The emergence of pandemic influenza A virus (pH1N1) in the spring of 2009 changed the way many microbiology laboratories detect not only influenza virus but also other respiratory viruses causing respiratory infections. Public health laboratories across Canada played a significant role in responding and providing services not only to detect this new virus, but also in maintaining other services essential for patient/outbreak management. This review addresses the approaches to pH1N1 laboratory testing across Canada and a subset of countries with similar health care systems, and strengths and weaknesses of these approaches.
Key Points:
Prior to the 2009 influenza pandemic, influenza was diagnosed in many laboratories by enzyme-linked immunosorbent assay (ELISA) or immunochromatographic tests (rapid influenza diagnostic tests; RIDT), immunofluorescence microscopy (direct fluorescent antibody tests; DFA), and/or shell vial or traditional virus culture. Some laboratories used nucleic acid amplification methods such as reverse-transcriptase- polymerase chain reaction (RT-PCR).
With the emergence of pandemic influenza A/H1N1 (pH1N1), nucleic acid tests became the principle method for the detection of respiratory viruses. By April 28, 2009 the National Microbiology Laboratory had provided primers and a protocol capable of identifying this novel strain, and most public health laboratories (PHLs) across the country, as well as many academic hospital microbiology laboratories, quickly verified and implemented a RT-PCR method for the detection of pH1N1 based on amplification of the matrix (M) and hemagglutination (HA) genes.

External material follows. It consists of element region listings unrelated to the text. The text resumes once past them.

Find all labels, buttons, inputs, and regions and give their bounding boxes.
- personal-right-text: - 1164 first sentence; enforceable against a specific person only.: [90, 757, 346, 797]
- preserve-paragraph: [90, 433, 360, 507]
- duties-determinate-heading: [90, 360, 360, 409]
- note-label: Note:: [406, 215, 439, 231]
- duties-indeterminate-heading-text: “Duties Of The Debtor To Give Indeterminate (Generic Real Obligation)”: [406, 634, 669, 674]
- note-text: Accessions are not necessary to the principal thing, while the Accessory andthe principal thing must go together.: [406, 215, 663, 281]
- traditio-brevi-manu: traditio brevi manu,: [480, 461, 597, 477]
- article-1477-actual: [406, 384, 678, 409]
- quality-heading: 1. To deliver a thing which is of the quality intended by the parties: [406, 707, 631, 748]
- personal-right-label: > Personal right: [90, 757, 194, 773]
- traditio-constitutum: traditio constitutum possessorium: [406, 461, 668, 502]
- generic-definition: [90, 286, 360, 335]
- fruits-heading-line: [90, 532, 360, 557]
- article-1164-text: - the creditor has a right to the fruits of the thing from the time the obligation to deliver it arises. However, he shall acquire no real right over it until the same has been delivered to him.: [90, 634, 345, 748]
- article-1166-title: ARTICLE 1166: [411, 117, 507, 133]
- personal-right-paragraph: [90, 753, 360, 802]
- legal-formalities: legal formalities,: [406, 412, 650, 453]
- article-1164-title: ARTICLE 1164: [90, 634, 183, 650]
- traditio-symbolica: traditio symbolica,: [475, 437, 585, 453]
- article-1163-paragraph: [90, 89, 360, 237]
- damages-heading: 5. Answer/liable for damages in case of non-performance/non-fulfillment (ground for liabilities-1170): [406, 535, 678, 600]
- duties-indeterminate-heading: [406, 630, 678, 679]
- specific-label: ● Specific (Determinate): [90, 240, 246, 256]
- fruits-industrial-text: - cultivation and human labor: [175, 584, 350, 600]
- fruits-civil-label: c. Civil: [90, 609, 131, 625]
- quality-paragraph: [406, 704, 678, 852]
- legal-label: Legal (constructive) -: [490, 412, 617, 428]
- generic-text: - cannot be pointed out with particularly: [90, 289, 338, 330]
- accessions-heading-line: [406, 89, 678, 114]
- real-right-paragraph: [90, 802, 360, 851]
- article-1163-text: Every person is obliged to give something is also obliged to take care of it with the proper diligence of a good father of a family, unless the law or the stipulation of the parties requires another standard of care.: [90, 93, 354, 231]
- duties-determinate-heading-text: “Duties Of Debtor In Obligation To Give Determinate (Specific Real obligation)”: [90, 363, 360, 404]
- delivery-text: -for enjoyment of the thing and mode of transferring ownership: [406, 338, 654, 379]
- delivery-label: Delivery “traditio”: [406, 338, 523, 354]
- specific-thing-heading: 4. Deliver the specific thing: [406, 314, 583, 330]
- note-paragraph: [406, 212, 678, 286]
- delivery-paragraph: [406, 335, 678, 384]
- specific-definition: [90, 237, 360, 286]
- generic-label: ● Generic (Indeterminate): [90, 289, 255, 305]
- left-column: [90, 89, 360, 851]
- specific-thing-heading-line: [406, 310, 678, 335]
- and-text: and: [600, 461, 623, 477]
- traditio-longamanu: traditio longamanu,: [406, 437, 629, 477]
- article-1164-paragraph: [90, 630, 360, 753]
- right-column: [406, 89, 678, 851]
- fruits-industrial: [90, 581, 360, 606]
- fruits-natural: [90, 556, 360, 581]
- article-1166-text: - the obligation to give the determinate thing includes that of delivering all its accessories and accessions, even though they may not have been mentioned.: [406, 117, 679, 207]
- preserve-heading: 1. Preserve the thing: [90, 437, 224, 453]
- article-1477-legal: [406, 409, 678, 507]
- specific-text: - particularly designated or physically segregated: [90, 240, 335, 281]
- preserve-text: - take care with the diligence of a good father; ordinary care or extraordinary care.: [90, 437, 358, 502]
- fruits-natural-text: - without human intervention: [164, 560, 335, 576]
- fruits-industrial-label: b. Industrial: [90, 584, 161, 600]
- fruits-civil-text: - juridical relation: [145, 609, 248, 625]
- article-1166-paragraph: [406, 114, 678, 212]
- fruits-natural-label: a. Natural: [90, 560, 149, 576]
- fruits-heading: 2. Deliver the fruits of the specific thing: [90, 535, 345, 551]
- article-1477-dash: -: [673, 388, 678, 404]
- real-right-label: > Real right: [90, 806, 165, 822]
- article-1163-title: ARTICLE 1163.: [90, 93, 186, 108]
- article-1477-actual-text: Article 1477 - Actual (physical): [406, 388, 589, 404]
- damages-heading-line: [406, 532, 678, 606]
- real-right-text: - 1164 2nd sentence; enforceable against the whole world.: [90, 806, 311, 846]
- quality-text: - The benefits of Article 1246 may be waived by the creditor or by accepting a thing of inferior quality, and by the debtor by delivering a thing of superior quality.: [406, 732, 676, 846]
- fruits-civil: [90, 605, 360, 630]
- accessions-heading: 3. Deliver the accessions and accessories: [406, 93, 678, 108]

In addition to RT-PCR, multiplex assays were also used in some Canadian jurisdictions during the 2009 pandemic for detection of other circulating respiratory viral pathogens.
In anticipation of more intense testing activities during the second pandemic wave, the Pandemic Influenza Laboratory Preparedness Network (PILPN) issued guidelines for laboratory testing for the detection of pH1N1. Based on these guidelines and testing capacity, the majority of provinces prioritized testing based on risk groups, with highest priority given to patients who were hospitalized or part of an outbreak investigation.
To cope with the surge in influenza testing, personnel from other PHL departments were cross-trained to perform influenza tests. In addition, some PHLs suspended tests for other infectious agents, including norovirus PCR, viral culture on genital specimens, serology, respiratory viral and Mycoplasma pneumoniae culture, ova and parasite testing, bacterial typing, and HIV genotyping.
The emergence of pH1N1 in the spring of 2009 changed the way many microbiology laboratories detect not only influenza virus but also other respiratory viruses causing respiratory infections.